O vi coçar o queixo. Um lugar que não se vê. O que seria?

- Um lugar escondido, talvez?- perguntei- Deve existir.

- Quem sabe? Não conheço Quartenália tão bem quanto gostaria, mas já ouvi falar de um lugar tão alto que está sempre no inverno.

- Um lugar alto e congelado. Deve adentrar as nuvens- falei- Talvez seu pico seja escondido.

- Isso. Mas, e quanto à pedra? Uma pedra rejeitada.

Estávamos sentados à luz de uma vela numa taberna próxima à nossa hospedaria. Há dois dias nós comiamos lá todas as nossas refeições e conversávamos sobre a próxima pista.
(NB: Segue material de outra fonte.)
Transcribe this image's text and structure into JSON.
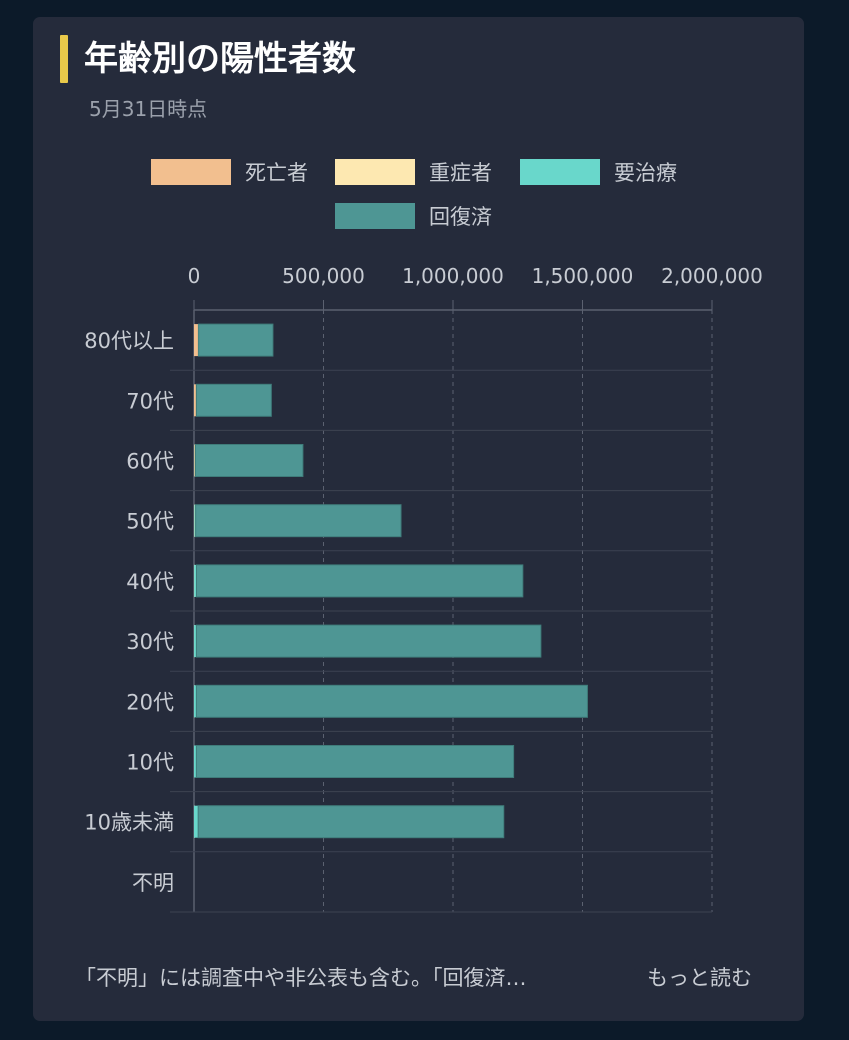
{
  "card": {
    "title": "年齢別の陽性者数",
    "subtitle": "5月31日時点",
    "footer_text": "「不明」には調査中や非公表も含む。「回復済…",
    "more_label": "もっと読む"
  },
  "chart_data": {
    "type": "bar",
    "orientation": "horizontal",
    "stacked": true,
    "categories": [
      "80代以上",
      "70代",
      "60代",
      "50代",
      "40代",
      "30代",
      "20代",
      "10代",
      "10歳未満",
      "不明"
    ],
    "series": [
      {
        "name": "死亡者",
        "color": "#f2bf8f",
        "values": [
          15000,
          7000,
          2500,
          900,
          400,
          150,
          60,
          10,
          5,
          0
        ]
      },
      {
        "name": "重症者",
        "color": "#fde8b1",
        "values": [
          800,
          600,
          500,
          400,
          250,
          120,
          60,
          20,
          20,
          0
        ]
      },
      {
        "name": "要治療",
        "color": "#69d7cb",
        "values": [
          2000,
          2000,
          2500,
          5000,
          9000,
          9000,
          9000,
          9000,
          16000,
          0
        ]
      },
      {
        "name": "回復済",
        "color": "#4e9694",
        "values": [
          287000,
          289000,
          415000,
          793000,
          1260000,
          1330000,
          1510000,
          1225000,
          1180000,
          0
        ]
      }
    ],
    "xlim": [
      0,
      2000000
    ],
    "x_ticks": [
      "0",
      "500,000",
      "1,000,000",
      "1,500,000",
      "2,000,000"
    ],
    "grid": true,
    "legend_position": "top"
  }
}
Olhei para o barman que enxugava um grande canecão de cerveja e dava olhadelas furtivas na nossa direção. O taberneiro já vinha trazendo nosso prato, e quando chegou, olhou para nós e perguntou:

- Não são casados, são?

- Não. Ela é minha irmã. Ellen Wolfgray. E eu Lefu Wolfgray. De Maya.

O homem abriu um sorriso revelando seus dentinhos engraçados. Ele sorrindo tinha aspectos de um ratinho.

- Boa terra, ouvi falar. Espero que nossa cerveja não ofenda o paladar tão requintado de vocês- ele virou-se para o barman- Bran, traga cerveja para nossos amigos. Por conta da casa.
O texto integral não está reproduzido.